Sometimes, when she couldn’t sleep at night, she tormented herself by wondering if it had been unraveling already, and if she had hoped the baby would somehow glue it back together, give her someone to love in the face of a husband who was distant, from a life that was so far from the fairy tale she had dreamed for herself. This was exactly why she now dedicated her life to her business. Business was not painful. It did not cause introspection. It did not leave time for self-pity or self-analysis.

“Come grab a burger with me at Doofus’s,” he said, and laid a persuasive hand on her wrist.

She heard something gentle in his voice, knew she had not succeeded in keeping her pain out of her eyes.

“They make a mean burger.”

“I’m a vegetarian.”

“Really?” he said skeptically.

“If I went there, would you come to the library after?” she said, sliding her arm out from under his touch as if she was making a sneak escape from a cobra. Maybe the best defense was an offense. He’d be about as likely to visit a library as she would be to visit a turkey shoot. Still, as he contemplated her, her heart was acting as if she was in a position of life-threatening danger, racing at about thirteen million beats per minute.

“Sure. I’ll come to the library. I like doing different things. Surprising myself.”

Right. He just had all the answers. He’d never go to the library, just say he was going to, and then send a bouquet of flowers when he didn’t show.

“Why are you doing this?” she asked, folding her rescued limbs over her chest, protectively.

He sighed, looked away, ran a hand through the rich darkness of his hair. “I want a change,” he said, and she was pretty sure he surprised them both with his sincerity.

Still, to be asked out because he needed a change from his bevy of bimbos? It was insulting!

“And you’d like a new toy to play with,” she guessed, with a shake of her head.

He regarded her thoughtfully. “I bet your husband didn’t deserve you. He probably wasn’t worth the sadness I saw in your eyes when you mentioned your divorce.”

The comment was unexpected, his voice quiet and serious, a side of him she had never seen.

Dylan McKinnon’s charm was dangerous when he was all playful and boyish. But it turned downright lethal when he became serious, the cast of his face suddenly accentuating the firmness around his mouth, the strength in the cut of his cheekbones and chin.

“I have to go,” she said.

She whirled away from him. Her eyes were stinging.

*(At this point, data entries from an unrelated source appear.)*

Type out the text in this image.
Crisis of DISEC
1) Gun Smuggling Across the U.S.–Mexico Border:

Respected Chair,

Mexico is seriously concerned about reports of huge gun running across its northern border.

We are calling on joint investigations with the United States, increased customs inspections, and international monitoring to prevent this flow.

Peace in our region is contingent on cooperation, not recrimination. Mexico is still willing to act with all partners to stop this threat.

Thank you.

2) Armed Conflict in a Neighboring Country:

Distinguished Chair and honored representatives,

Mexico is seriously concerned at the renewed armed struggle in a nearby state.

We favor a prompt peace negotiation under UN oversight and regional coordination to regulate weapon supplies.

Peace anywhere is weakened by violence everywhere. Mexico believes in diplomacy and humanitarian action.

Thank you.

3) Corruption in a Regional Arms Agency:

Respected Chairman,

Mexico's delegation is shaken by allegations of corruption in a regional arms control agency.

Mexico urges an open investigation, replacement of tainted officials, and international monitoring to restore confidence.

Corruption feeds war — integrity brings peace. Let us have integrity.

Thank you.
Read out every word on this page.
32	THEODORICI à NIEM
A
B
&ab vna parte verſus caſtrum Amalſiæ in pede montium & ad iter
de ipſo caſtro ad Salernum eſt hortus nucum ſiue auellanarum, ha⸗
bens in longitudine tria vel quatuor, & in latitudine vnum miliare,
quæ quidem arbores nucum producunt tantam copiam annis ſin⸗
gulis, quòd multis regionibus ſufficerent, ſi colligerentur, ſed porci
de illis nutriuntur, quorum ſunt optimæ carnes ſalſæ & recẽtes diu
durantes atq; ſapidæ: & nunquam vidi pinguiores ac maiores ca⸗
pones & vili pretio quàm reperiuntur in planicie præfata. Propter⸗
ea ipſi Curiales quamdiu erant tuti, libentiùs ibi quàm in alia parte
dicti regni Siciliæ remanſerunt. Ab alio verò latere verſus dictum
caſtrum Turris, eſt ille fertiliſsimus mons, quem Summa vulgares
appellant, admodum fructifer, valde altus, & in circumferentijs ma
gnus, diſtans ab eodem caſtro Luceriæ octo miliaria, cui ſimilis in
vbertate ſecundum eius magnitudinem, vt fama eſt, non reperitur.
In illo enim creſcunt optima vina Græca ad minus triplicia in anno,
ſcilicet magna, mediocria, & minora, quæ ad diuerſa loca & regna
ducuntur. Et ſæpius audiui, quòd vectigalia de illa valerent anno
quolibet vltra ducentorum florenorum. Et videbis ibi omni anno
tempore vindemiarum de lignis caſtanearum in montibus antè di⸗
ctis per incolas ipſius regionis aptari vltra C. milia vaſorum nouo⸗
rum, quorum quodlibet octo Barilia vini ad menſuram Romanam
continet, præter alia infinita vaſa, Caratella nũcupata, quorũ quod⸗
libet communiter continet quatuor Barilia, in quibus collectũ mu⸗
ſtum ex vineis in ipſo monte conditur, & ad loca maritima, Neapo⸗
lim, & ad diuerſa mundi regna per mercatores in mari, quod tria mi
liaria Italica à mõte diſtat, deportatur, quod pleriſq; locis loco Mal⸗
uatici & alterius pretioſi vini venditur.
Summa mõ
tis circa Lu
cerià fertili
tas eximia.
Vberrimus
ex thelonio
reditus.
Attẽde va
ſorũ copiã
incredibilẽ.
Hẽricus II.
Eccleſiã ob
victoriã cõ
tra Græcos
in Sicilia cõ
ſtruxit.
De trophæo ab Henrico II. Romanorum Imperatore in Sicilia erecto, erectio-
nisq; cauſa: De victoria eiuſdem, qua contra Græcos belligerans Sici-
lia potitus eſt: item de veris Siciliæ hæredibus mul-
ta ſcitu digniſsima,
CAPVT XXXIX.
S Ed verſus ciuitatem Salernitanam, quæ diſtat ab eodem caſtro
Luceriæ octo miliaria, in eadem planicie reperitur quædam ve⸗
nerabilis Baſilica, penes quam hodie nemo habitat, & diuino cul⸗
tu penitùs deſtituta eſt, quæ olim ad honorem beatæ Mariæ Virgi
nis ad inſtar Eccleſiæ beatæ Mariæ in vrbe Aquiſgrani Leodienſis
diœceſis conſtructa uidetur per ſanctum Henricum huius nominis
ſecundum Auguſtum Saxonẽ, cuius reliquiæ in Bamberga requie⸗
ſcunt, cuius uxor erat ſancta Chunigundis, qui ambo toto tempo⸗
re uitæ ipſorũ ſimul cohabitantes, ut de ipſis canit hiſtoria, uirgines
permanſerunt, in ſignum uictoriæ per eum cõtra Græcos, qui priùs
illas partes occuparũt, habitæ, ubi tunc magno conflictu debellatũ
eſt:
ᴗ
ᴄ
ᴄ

“Hey, Katie,” he said, jogging up beside her now, blocking her attempt to escape from all his sympathy with some dignity, “I’m sorry, I didn’t mean to hurt you.”

“Would you go away? Guys like you always hurt girls like me.”

He stopped. Stared at her. She saw her arrow had hit.

“Not every man is going to be like your ex-husband,” he said evenly.

“How do you know? You didn’t know him.” Or me.

The truth was it didn’t really matter if Dylan was like Marcus, if she was still like her. It was herself she didn’t trust after her whole life had fallen apart. She did not trust herself to make good choices, and certainly not to be able to survive that kind of pain ever again.

But it was true Dylan was nothing like Marcus had been. Dylan had his faults, but he didn’t try to hide any of them. If anything, he seemed to celebrate them. He didn’t seem to have any secrets, unless she counted that one bouquet that he picked himself every week and delivered himself.

Other than that her remark about guys like him hurting girls like her was really undeserved. He had been her most loyal customer. He’d always only been kind to her, funny and charming. He’d helped her pick up the glass that time she had broken the rose vase. He had a gift for making her feel oddly pretty—or at least interesting—even on her ugliest days. He was aggravatingly sure of himself, yes, but he never crossed that line into conceit.